Als Gentleman alter Prägung und stets arbeitswilliger Künstler hat sich der Schauspieler Mario Adorf einen Namen gemacht. Er war in zahlreichen Genres zu sehen, von Spaghetti-Western bis hin zum Studiofilm. Mit 95 Jahren ist er nun verstorben.
Das Zitat «Schauen Sie mal böse!» markierte den Beginn seiner Karriere. Hollywood-Regisseur Robert Siodmak bat ihn zum Vorsprechen für den Krimi «Nachts, wenn der Teufel kam», in dem es um den mutmaßlichen Frauenmörder Bruno Lüdke ging. Adorf, damals Mitte Zwanzig und stattlich gebaut, hatte auf der Bühne der Münchner Kammerspiele Eindruck hinterlassen.
Trotz mehrfacher Versuche gelang es ihm nicht, die geforderte bösartige Miene zu zeigen. Dennoch erhielt Adorf die Rolle – möglicherweise wegen seiner überzeugenden Präsenz und der Aura einer Mischung aus eruptiver Kraft und kindlicher Naivität. Bald wurde er als irrsinniger Verbrecher in «Nachts, wenn der Teufel kam» bekannt (1957), was seinen Aufstieg zum Star einleitete.
Adorf selbst beschrieb seine abenteuerliche Herkunft: Geboren 1930 in Zürich als Sohn eines sizilianischen Chirurgen und einer elsässischen Röntgenassistentin, durchlitt er harte Kinderjahre bei seiner alleinerziehenden Mutter in der Eifel. Erzählungen von seinem Vorsprechen an der Otto-Falkenberg-Schule, als er über die Bühne stürzte und den Zuschauerraum erreichte, machten ihn legendär.
Zu einem Entertainer mit tiefem Bariton entwickelte sich Adorf erst später. Anfangs verkörperte er auf der Leinwand meist Fieslinge und Bösewichte. Mit dem Bundesfilmpreis als bester Nachwuchsdarsteller zog es ihn nach Italien, wo er in den 1960er Jahren Filme mit Mafia- und Spaghetti-Western-Elementen drehte, neben Stars wie Nino Manfredi und Sophia Loren.
Adorf meinte einmal: «Das Böse, das wir gerne aus der Welt lügen», sei nicht nur außerhalb von uns; es stecke auch in jedem. Seine Filmrollen entwickelten sich vom hirnlosen Sadisten zum gewieften Unternehmertypus, wie er ihn unter anderem bei Helmut Dietl darstellte.
Unter Dieter Wedels Regie überzeugte Adorf als Kaufhaus-König und Immobilienhai. Privat galt er als Gentleman vom alten Schlag – ein fleißiger Arbeiter bis ins hohe Alter. Mit weit über zweihundert Rollen in Film, Fernsehen und Theater zeigte er große Gesten und zarte Andeutungen; sein sanftes Lächeln war unvergesslich.
Seine Einflussnahme auf die von ihm mitgestalteten Produktionen wurde unterschiedlich bewertet. Volker Schlöndorff nannte ihn einen «alten Fuchs», während Rainer Werner Fassbinder ihn als «Diva» verspottete. Letztendlich wollten sie alle wieder mit ihm arbeiten.

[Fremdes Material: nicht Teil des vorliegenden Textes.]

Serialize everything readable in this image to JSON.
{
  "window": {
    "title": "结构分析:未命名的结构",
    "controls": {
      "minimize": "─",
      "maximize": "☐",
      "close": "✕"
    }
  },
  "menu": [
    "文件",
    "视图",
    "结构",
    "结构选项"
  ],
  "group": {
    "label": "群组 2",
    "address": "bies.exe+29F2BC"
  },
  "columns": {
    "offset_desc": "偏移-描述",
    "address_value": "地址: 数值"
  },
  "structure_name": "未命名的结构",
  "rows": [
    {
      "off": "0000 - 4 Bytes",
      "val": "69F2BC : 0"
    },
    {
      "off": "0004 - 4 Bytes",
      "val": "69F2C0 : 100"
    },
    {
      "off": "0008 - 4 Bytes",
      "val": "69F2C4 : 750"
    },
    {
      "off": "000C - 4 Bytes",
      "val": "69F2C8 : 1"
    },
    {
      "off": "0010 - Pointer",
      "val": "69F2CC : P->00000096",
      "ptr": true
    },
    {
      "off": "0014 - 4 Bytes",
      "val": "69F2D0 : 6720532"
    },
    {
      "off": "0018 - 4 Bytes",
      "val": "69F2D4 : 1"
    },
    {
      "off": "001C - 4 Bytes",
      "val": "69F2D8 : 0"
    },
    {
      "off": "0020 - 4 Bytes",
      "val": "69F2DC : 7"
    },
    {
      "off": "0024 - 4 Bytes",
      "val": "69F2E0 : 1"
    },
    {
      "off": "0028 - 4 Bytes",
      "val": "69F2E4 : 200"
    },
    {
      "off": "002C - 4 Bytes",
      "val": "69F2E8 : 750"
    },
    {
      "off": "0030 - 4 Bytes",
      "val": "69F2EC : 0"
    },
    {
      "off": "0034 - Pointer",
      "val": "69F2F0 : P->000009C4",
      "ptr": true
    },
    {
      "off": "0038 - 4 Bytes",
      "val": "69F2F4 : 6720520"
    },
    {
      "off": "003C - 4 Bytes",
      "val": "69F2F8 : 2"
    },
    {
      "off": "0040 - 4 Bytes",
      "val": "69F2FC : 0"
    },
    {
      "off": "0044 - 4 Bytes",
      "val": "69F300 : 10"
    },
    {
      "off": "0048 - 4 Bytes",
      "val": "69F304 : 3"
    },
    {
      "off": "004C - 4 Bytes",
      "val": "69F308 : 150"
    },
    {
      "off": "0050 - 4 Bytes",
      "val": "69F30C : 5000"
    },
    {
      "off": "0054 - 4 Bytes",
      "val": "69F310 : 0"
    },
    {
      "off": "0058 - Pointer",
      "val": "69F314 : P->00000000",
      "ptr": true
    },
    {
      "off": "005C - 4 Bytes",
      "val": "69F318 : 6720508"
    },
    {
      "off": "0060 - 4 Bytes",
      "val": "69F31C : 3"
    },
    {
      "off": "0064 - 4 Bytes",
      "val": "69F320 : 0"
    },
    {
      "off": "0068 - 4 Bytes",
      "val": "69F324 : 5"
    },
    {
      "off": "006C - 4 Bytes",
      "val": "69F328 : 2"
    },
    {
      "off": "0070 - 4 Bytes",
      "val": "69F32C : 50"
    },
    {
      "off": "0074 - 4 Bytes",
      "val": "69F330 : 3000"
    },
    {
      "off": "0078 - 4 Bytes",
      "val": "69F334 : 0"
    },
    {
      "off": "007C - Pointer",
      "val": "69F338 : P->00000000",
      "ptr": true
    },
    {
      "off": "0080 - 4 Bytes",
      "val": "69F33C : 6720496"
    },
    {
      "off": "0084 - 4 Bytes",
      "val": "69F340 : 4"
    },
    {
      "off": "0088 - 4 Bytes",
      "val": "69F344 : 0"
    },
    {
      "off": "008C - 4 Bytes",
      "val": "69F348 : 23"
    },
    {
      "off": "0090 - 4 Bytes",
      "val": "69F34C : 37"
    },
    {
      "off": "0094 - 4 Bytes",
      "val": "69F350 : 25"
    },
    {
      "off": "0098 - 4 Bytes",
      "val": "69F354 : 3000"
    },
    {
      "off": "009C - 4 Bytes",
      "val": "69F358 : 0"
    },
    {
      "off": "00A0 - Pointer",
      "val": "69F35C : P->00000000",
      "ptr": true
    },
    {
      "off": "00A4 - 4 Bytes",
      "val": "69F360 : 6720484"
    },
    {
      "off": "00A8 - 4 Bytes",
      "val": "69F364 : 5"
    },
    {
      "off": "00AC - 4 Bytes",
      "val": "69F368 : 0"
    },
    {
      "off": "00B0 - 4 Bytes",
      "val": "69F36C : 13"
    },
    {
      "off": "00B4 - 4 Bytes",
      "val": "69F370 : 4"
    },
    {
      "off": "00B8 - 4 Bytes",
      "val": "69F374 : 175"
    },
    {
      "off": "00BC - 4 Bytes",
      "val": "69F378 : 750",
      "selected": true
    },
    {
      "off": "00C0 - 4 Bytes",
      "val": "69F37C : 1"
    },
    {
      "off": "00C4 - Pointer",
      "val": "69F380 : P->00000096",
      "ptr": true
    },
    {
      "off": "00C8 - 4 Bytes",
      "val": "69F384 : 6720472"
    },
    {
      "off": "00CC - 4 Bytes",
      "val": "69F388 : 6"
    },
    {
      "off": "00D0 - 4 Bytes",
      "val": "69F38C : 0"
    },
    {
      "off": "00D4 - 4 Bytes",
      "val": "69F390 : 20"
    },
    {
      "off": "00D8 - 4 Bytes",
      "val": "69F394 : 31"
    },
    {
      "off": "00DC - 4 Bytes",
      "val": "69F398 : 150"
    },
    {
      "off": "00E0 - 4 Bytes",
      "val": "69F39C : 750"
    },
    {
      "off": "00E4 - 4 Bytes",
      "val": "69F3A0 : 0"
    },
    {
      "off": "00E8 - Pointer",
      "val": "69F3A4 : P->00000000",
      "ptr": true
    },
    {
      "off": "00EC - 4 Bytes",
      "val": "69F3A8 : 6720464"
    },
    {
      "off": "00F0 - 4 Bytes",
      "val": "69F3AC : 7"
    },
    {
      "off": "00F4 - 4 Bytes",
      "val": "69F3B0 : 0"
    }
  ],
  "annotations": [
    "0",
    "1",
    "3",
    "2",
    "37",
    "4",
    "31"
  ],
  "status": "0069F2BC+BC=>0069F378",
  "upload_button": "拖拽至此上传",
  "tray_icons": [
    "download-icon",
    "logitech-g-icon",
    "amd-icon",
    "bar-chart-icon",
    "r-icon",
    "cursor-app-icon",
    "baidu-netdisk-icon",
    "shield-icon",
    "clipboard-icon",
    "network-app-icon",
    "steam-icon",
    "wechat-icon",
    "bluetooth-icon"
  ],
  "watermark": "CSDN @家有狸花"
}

Schlöndorff besetzte Adorf zweimal: 1975 in «Die verlorene Ehre der Katharina Blum» und später in «Die Blechtrommel». Seine Wandelbarkeit schätzten die Regisseure besonders. Adorf selbst sprach über seinen schauspielerischen Ansatz ohne Ego, ausgebildet bei Brecht und unter renommierten Regisseuren wie Fritz Kortner.
Sein umfangreiches Repertoire reichte vom ersten «Winnetou»-Film bis zu seinem letzten Auftritt als Karl Marx 2019. Adorf suchte aktiv das Glück, arbeitete in Paris, Saint-Tropez und Mexiko mit renommierten Regisseuren wie Claude Chabrol und Billy Wilder zusammen. Am Mittwoch verstarb er nach kurzer Krankheit in seiner Pariser Wohnung im Alter von 95 Jahren.